Этот институт и сейчас существует, после распада СССР его переименовали в институт сравнительной политологии.
 
– У вас очень много переводов Уильямса. Почему именно Уильямс?
 
– Я очень любил его. Помню, какое сильнейшее впечатление на меня произвела первая постановка Уильямса, это было в 60-х годах в театре имени Моссовета. Пьеса называлась «Орфей спускается в ад». Там гениально играли Вера Марецкая и Серафима Бирман. Теперь я понимаю, что тот спектакль был далек от Уильямса.
 
В чём суть Уильямса? Это американский Чехов. Это поэтический реализм, лирическая трагедийность. Это писатель, который дотрагивается до тончайших движений человеческой души.
 
– Сегодня вы ходите в театр как зритель или как критик?
 
– Я сейчас мало пишу как критик. Да я скорее не критик, а историк театра. Сказать, что хожу как зритель, конечно, нельзя. Меня очень часто зовут в разные театры, но времени нет.
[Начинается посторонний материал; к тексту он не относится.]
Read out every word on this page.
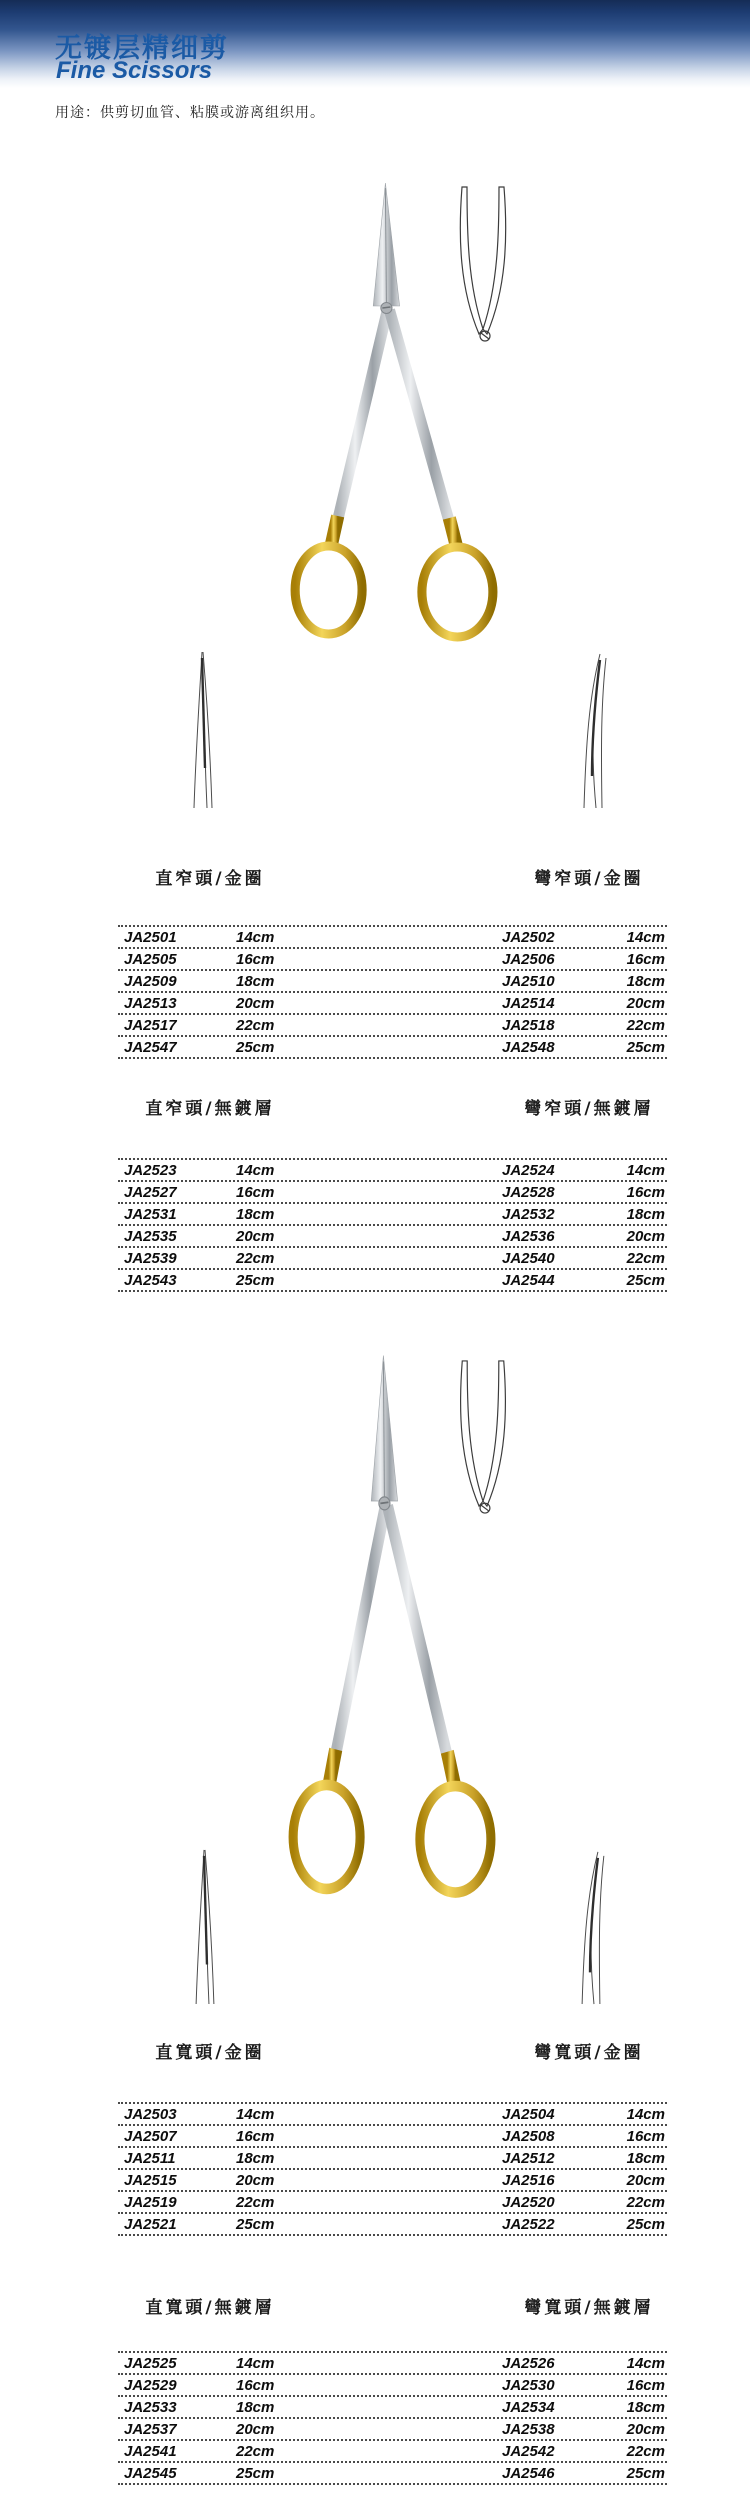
无镀层精细剪
Fine Scissors
用途：供剪切血管、粘膜或游离组织用。
直窄頭/金圈	彎窄頭/金圈
JA2501	14cm	JA2502	14cm
JA2505	16cm	JA2506	16cm
JA2509	18cm	JA2510	18cm
JA2513	20cm	JA2514	20cm
JA2517	22cm	JA2518	22cm
JA2547	25cm	JA2548	25cm
直窄頭/無鍍層	彎窄頭/無鍍層
JA2523	14cm	JA2524	14cm
JA2527	16cm	JA2528	16cm
JA2531	18cm	JA2532	18cm
JA2535	20cm	JA2536	20cm
JA2539	22cm	JA2540	22cm
JA2543	25cm	JA2544	25cm
直寬頭/金圈	彎寬頭/金圈
JA2503	14cm	JA2504	14cm
JA2507	16cm	JA2508	16cm
JA2511	18cm	JA2512	18cm
JA2515	20cm	JA2516	20cm
JA2519	22cm	JA2520	22cm
JA2521	25cm	JA2522	25cm
直寬頭/無鍍層	彎寬頭/無鍍層
JA2525	14cm	JA2526	14cm
JA2529	16cm	JA2530	16cm
JA2533	18cm	JA2534	18cm
JA2537	20cm	JA2538	20cm
JA2541	22cm	JA2542	22cm
JA2545	25cm	JA2546	25cm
Стараюсь смотреть то, о чём много говорят, шумят.
 
– Вы, наверное, знаете, что есть такое понятие, как «джинса». Вы могли бы сделать нечто похожее?
 
– Наверное, не смог бы. Это не моё. Я всегда делал, что хотел, и никогда не делал того, чего не хотел. Это единственное, что держит меня на земле и всегда помогало мне.